As a scholar of literacies work, to me one of the most interesting contributions of the online article is its attention to representing, over time how academic concepts like the “tipping point” and the actions of both groups and individuals have continued to provide a context in which Tuscaloosa schools have maintained a high level of segregation over time. Central within this representation is an intergenerational narrative of education, as experienced by three generations of African Americans.

In further connecting Hannah-Jones’ article to my own work, and in conversation with other scholars of color who live and work within the Tuscaloosa community, I wonder how this intergenerational perspective might be constructed differently if the narrative was in the authorial hands of other parents and children living within this educational context. What is lost, when “Segregation Now” gains national prominence, is the opportunity to consider what being educated “looks like” over time, and for different people with a range of life experiences and orientations to what it means to be(come) educated.

What is gained when we direct attention to digital literacies in Southern contexts is (1) the ability to think about what it would mean for this story to be told by those for whom it matters most, and (2) the enactment of practices that exemplify this kind of literacies work.
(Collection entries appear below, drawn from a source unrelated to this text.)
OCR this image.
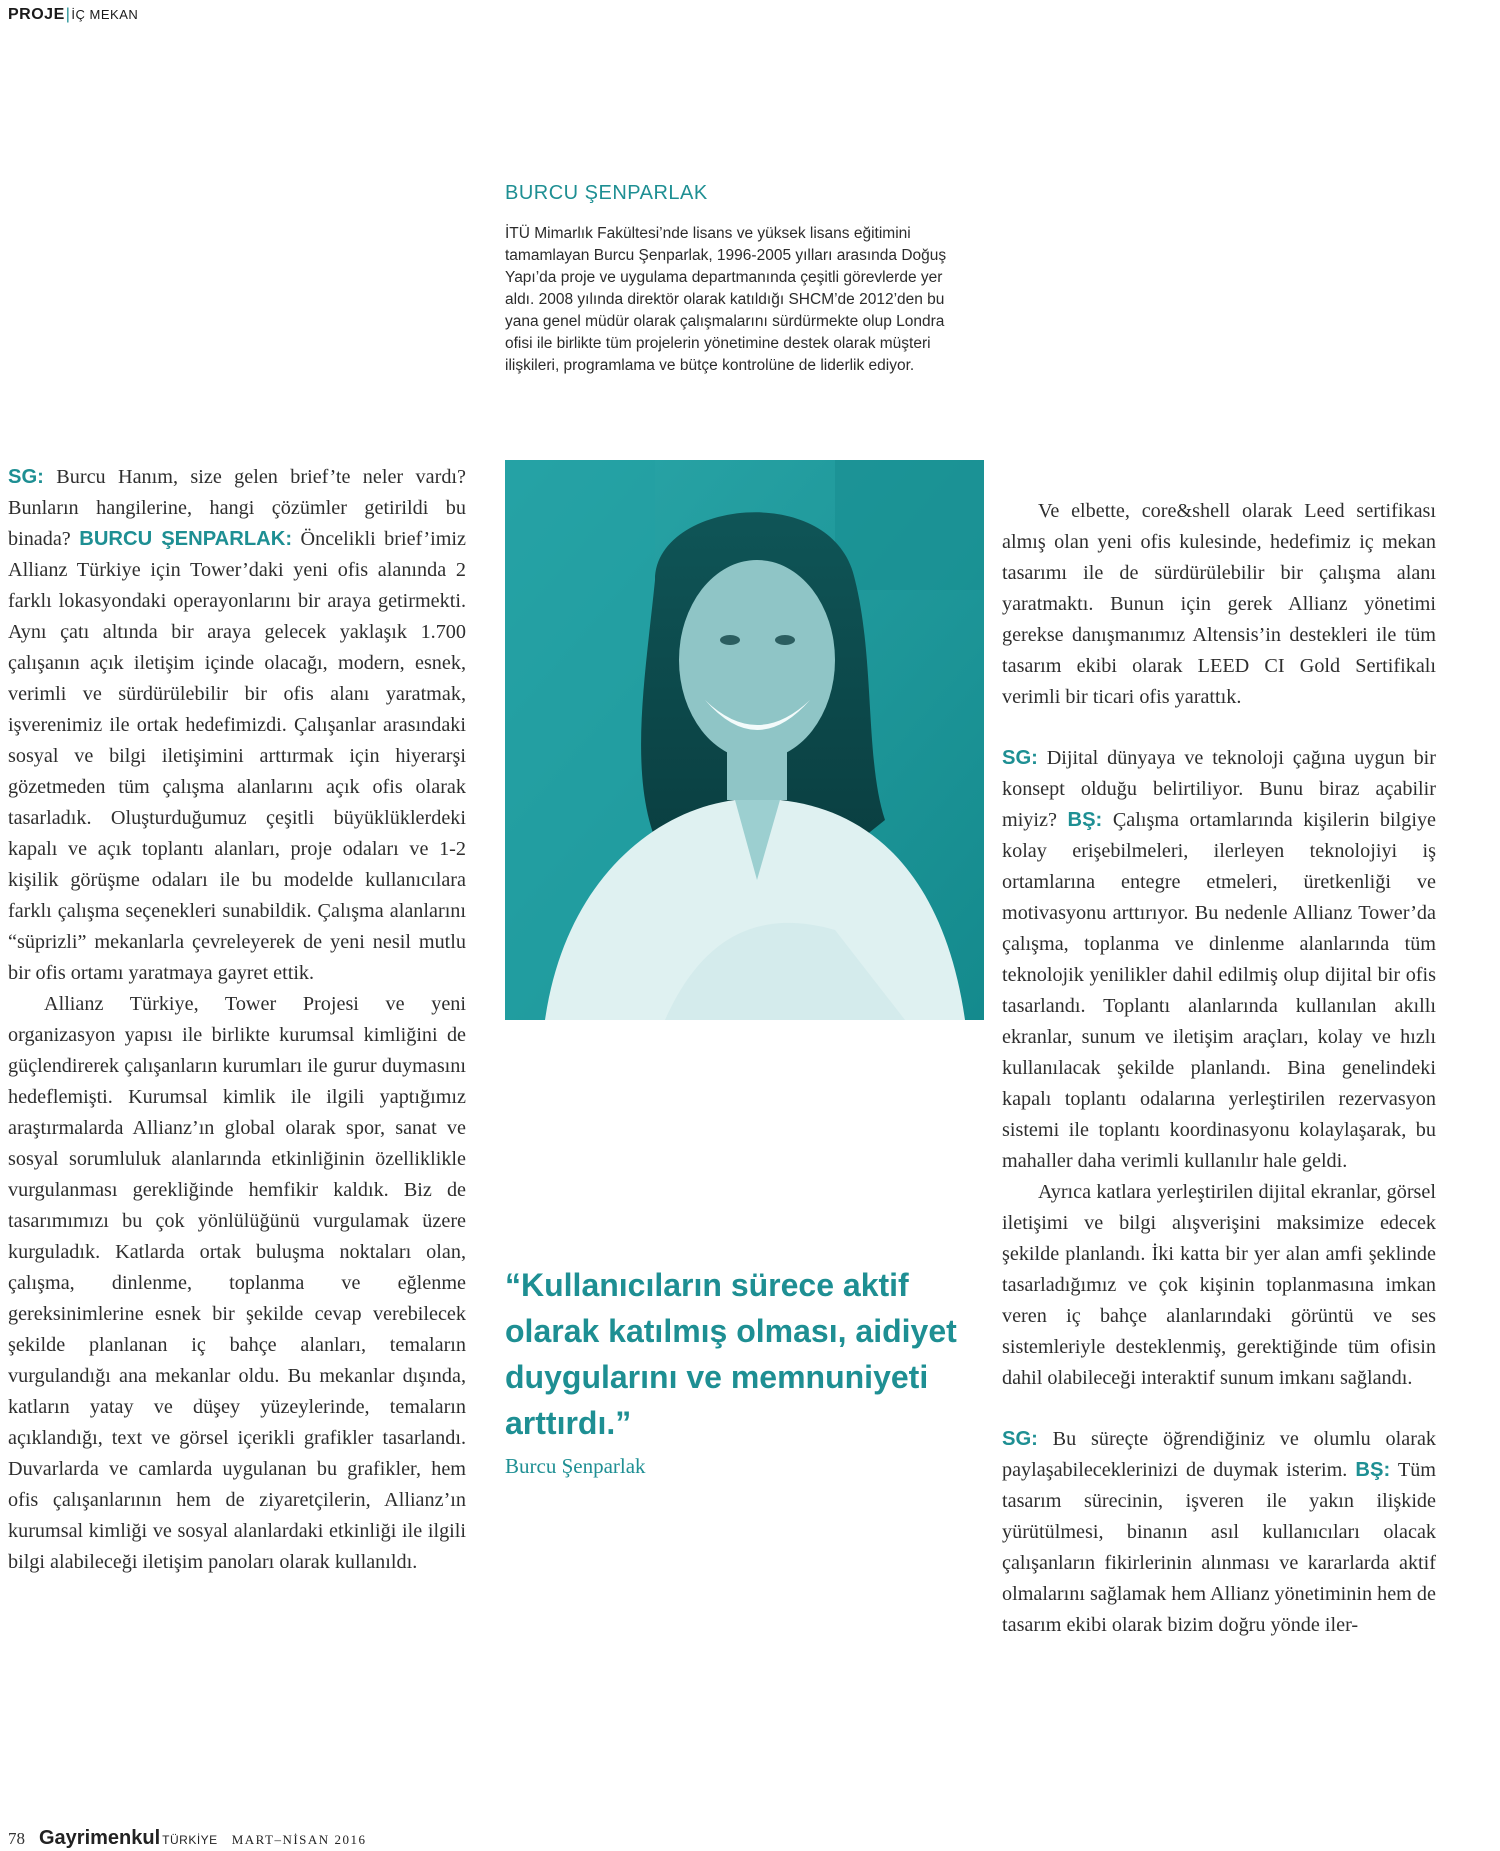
PROJE|İÇ MEKAN
BURCU ŞENPARLAK
İTÜ Mimarlık Fakültesi’nde lisans ve yüksek lisans eğitimini tamamlayan Burcu Şenparlak, 1996-2005 yılları arasında Doğuş Yapı’da proje ve uygulama departmanında çeşitli görevlerde yer aldı. 2008 yılında direktör olarak katıldığı SHCM’de 2012’den bu yana genel müdür olarak çalışmalarını sürdürmekte olup Londra ofisi ile birlikte tüm projelerin yönetimine destek olarak müşteri ilişkileri, programlama ve bütçe kontrolüne de liderlik ediyor.

SG: Burcu Hanım, size gelen brief’te neler vardı? Bunların hangilerine, hangi çözümler getirildi bu binada? BURCU ŞENPARLAK: Öncelikli brief’imiz Allianz Türkiye için Tower’daki yeni ofis alanında 2 farklı lokasyondaki operayonlarını bir araya getirmekti. Aynı çatı altında bir araya gelecek yaklaşık 1.700 çalışanın açık iletişim içinde olacağı, modern, esnek, verimli ve sürdürülebilir bir ofis alanı yaratmak, işverenimiz ile ortak hedefimizdi. Çalışanlar arasındaki sosyal ve bilgi iletişimini arttırmak için hiyerarşi gözetmeden tüm çalışma alanlarını açık ofis olarak tasarladık. Oluşturduğumuz çeşitli büyüklüklerdeki kapalı ve açık toplantı alanları, proje odaları ve 1-2 kişilik görüşme odaları ile bu modelde kullanıcılara farklı çalışma seçenekleri sunabildik. Çalışma alanlarını “süprizli” mekanlarla çevreleyerek de yeni nesil mutlu bir ofis ortamı yaratmaya gayret ettik.

Allianz Türkiye, Tower Projesi ve yeni organizasyon yapısı ile birlikte kurumsal kimliğini de güçlendirerek çalışanların kurumları ile gurur duymasını hedeflemişti. Kurumsal kimlik ile ilgili yaptığımız araştırmalarda Allianz’ın global olarak spor, sanat ve sosyal sorumluluk alanlarında etkinliğinin özelliklikle vurgulanması gerekliğinde hemfikir kaldık. Biz de tasarımımızı bu çok yönlülüğünü vurgulamak üzere kurguladık. Katlarda ortak buluşma noktaları olan, çalışma, dinlenme, toplanma ve eğlenme gereksinimlerine esnek bir şekilde cevap verebilecek şekilde planlanan iç bahçe alanları, temaların vurgulandığı ana mekanlar oldu. Bu mekanlar dışında, katların yatay ve düşey yüzeylerinde, temaların açıklandığı, text ve görsel içerikli grafikler tasarlandı. Duvarlarda ve camlarda uygulanan bu grafikler, hem ofis çalışanlarının hem de ziyaretçilerin, Allianz’ın kurumsal kimliği ve sosyal alanlardaki etkinliği ile ilgili bilgi alabileceği iletişim panoları olarak kullanıldı.

“Kullanıcıların sürece aktif olarak katılmış olması, aidiyet duygularını ve memnuniyeti arttırdı.”
Burcu Şenparlak

Ve elbette, core&shell olarak Leed sertifikası almış olan yeni ofis kulesinde, hedefimiz iç mekan tasarımı ile de sürdürülebilir bir çalışma alanı yaratmaktı. Bunun için gerek Allianz yönetimi gerekse danışmanımız Altensis’in destekleri ile tüm tasarım ekibi olarak LEED CI Gold Sertifikalı verimli bir ticari ofis yarattık.

SG: Dijital dünyaya ve teknoloji çağına uygun bir konsept olduğu belirtiliyor. Bunu biraz açabilir miyiz? BŞ: Çalışma ortamlarında kişilerin bilgiye kolay erişebilmeleri, ilerleyen teknolojiyi iş ortamlarına entegre etmeleri, üretkenliği ve motivasyonu arttırıyor. Bu nedenle Allianz Tower’da çalışma, toplanma ve dinlenme alanlarında tüm teknolojik yenilikler dahil edilmiş olup dijital bir ofis tasarlandı. Toplantı alanlarında kullanılan akıllı ekranlar, sunum ve iletişim araçları, kolay ve hızlı kullanılacak şekilde planlandı. Bina genelindeki kapalı toplantı odalarına yerleştirilen rezervasyon sistemi ile toplantı koordinasyonu kolaylaşarak, bu mahaller daha verimli kullanılır hale geldi.

Ayrıca katlara yerleştirilen dijital ekranlar, görsel iletişimi ve bilgi alışverişini maksimize edecek şekilde planlandı. İki katta bir yer alan amfi şeklinde tasarladığımız ve çok kişinin toplanmasına imkan veren iç bahçe alanlarındaki görüntü ve ses sistemleriyle desteklenmiş, gerektiğinde tüm ofisin dahil olabileceği interaktif sunum imkanı sağlandı.

SG: Bu süreçte öğrendiğiniz ve olumlu olarak paylaşabileceklerinizi de duymak isterim. BŞ: Tüm tasarım sürecinin, işveren ile yakın ilişkide yürütülmesi, binanın asıl kullanıcıları olacak çalışanların fikirlerinin alınması ve kararlarda aktif olmalarını sağlamak hem Allianz yönetiminin hem de tasarım ekibi olarak bizim doğru yönde iler-

78 Gayrimenkul TÜRKİYE MART–NİSAN 2016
In this way, work in the Southern context is linked to work being done in other contexts that take the “Pedagogy of Multiliteracies” article as a starting point.

The next steps require that we think expansively, creatively and critically about what projects with this ethic and methodology at their center are–and would be. What does it look like for folks rooted in a southern context to take up these issues through multiple literacies, and further how might this lead to the kind of civic pluralism that Cazden et al propose? Maybe it looks a little like this:

http://bridgethegulfproject.org/

In what ways does Bridge the Gulf and the Propublica report represent the potential significance and contribution of literacies work in the deep South to a larger conversation on how and why we construct literac(ies) as central to the education and civic engagement of youth, in particular? Why is a mobilities framework essential to framing the conversation about literacies practices and pedagogies in the Deep South—and other contexts?
Why should attention to mobilities—especially as explored within the South—be centralized as a means for understanding and exploring the possibility for social justice as enacted through multiple literacies?

For literacies researchers, educators, and community leaders, I believe the answer to each of these questions lies in our move from a descriptive representation of standards and norms to a stance in which literacies as used to enact standards of resistance take center stage—in what ways do our literacies allow us to move into new spaces of being that make it possible for all of us to most fully “be?” These are the literacies that are present for us in our thinking about Civil Rights legislation, about reparations for Interned Japanese immigrants, about Wounded Knee and compensation for Black farmers, and about the intergenerational legacies that we might leave for the generations to come. These are the literacies that are so crucial to consider within the context of the South, and beyond.